INFO Veja a pirâmide de renda no Brasil
Classe A – renda acima de R$ 23.800
Classe B – de R$ 7.600 até R$ 23.799
Classe C – renda de R$ 3.200 a R$ 7.600
Classe D/E – renda até R$ 3.200
Dificuldade de formação na prática
A acadêmica, Mileny Rodrigues, 20, argumenta que já chegou a procurar cursos de inglês, mas acabou desistindo por conta dos valores. Ela acredita que a fluência em uma segunda língua é benéfico também para o turismo, mas sobretudo, para o mercado de trabalho. “Hoje as empresas costumam pedir não só um curso superior, mas algo que te diferencie da concorrência. A minha área exige muita leitura e comunicação, que muita das vezes podem ser em outros idiomas e o inglês é o idioma que é mais usado normalmente”, explica.

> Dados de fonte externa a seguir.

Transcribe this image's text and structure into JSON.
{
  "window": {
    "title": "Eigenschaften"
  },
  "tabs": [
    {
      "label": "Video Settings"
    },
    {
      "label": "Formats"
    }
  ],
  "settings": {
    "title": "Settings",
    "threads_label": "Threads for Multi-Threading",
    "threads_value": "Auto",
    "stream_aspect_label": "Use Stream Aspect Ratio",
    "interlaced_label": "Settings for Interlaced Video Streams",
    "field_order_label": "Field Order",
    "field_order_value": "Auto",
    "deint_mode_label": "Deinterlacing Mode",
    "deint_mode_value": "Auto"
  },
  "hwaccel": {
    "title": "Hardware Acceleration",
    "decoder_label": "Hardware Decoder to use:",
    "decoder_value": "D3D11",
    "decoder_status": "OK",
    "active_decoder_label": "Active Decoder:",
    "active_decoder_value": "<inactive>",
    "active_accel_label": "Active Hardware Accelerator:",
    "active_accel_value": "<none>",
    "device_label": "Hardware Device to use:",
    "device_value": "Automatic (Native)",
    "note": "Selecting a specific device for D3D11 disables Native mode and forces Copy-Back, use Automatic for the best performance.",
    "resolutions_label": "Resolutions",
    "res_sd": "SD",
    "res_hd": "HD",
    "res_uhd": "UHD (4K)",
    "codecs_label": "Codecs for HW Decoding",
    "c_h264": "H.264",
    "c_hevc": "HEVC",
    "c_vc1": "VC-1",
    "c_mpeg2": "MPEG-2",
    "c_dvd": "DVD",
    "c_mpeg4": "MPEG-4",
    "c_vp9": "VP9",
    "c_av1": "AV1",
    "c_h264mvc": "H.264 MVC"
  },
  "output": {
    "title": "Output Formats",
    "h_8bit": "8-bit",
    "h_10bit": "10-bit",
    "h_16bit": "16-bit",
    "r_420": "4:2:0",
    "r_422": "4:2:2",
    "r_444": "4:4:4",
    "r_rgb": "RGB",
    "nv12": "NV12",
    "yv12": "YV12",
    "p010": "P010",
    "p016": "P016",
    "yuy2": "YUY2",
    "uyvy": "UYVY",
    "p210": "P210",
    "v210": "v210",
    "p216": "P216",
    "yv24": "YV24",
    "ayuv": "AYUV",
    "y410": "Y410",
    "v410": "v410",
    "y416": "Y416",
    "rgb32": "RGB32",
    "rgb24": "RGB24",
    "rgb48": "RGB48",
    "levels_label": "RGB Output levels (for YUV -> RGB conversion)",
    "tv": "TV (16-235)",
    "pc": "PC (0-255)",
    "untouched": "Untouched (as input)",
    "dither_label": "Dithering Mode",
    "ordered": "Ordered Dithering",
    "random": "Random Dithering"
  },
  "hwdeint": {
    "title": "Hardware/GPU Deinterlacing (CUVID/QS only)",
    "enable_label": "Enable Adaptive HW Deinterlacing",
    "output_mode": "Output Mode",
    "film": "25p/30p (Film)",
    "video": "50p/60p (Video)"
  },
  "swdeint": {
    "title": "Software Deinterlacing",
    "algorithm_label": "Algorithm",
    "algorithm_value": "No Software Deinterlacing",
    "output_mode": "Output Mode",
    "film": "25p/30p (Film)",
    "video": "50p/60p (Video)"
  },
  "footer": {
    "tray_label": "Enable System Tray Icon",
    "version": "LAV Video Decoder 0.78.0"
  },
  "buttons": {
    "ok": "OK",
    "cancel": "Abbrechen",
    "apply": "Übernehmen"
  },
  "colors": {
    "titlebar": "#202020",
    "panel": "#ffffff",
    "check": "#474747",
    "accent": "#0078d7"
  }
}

Quando questionada sobre o círculo de pessoas que compõem o seu cotidiano, Rodrigues pontua que de 100%, apenas 20% tem conhecimento de uma segunda língua. Em avaliação, Rodrigues esclarece ainda, que desses 20%, praticamente todos apresentam melhores condições de renda. “Quase todos tiveram acesso mais privilegiado à educação de qualidade e disponibilidade para aprender. São pessoas que já nasceram com uma condição financeira um pouco melhor e puderam pagar uma escola bilíngue ou um curso particular. Conheço outras pessoas que sabem um pouco também, mas como eu, aprenderam por fora”, destaca a acadêmica.
Em desabafo sobre a situação, a estudante que hoje vê a necessidade de competir no mercado com o aparato de uma segunda língua, relembra que as escolas públicas, por exemplo, não possuem estrutura para prover um ensino qualificado. “As escolas privadas são caríssimas, assim como os cursos particulares para aprender somente o idioma. Sei que existem cursos gratuitos online, mas se for comparar a qualidade de ensino entre um particular e um gratuito, a diferença é gigantesca”, lamenta a acadêmica, que pontuou que em sua procura por cursos acessíveis, não alcançou nada menos que R$ 1700, valor que destacou estar fora da sua realidade.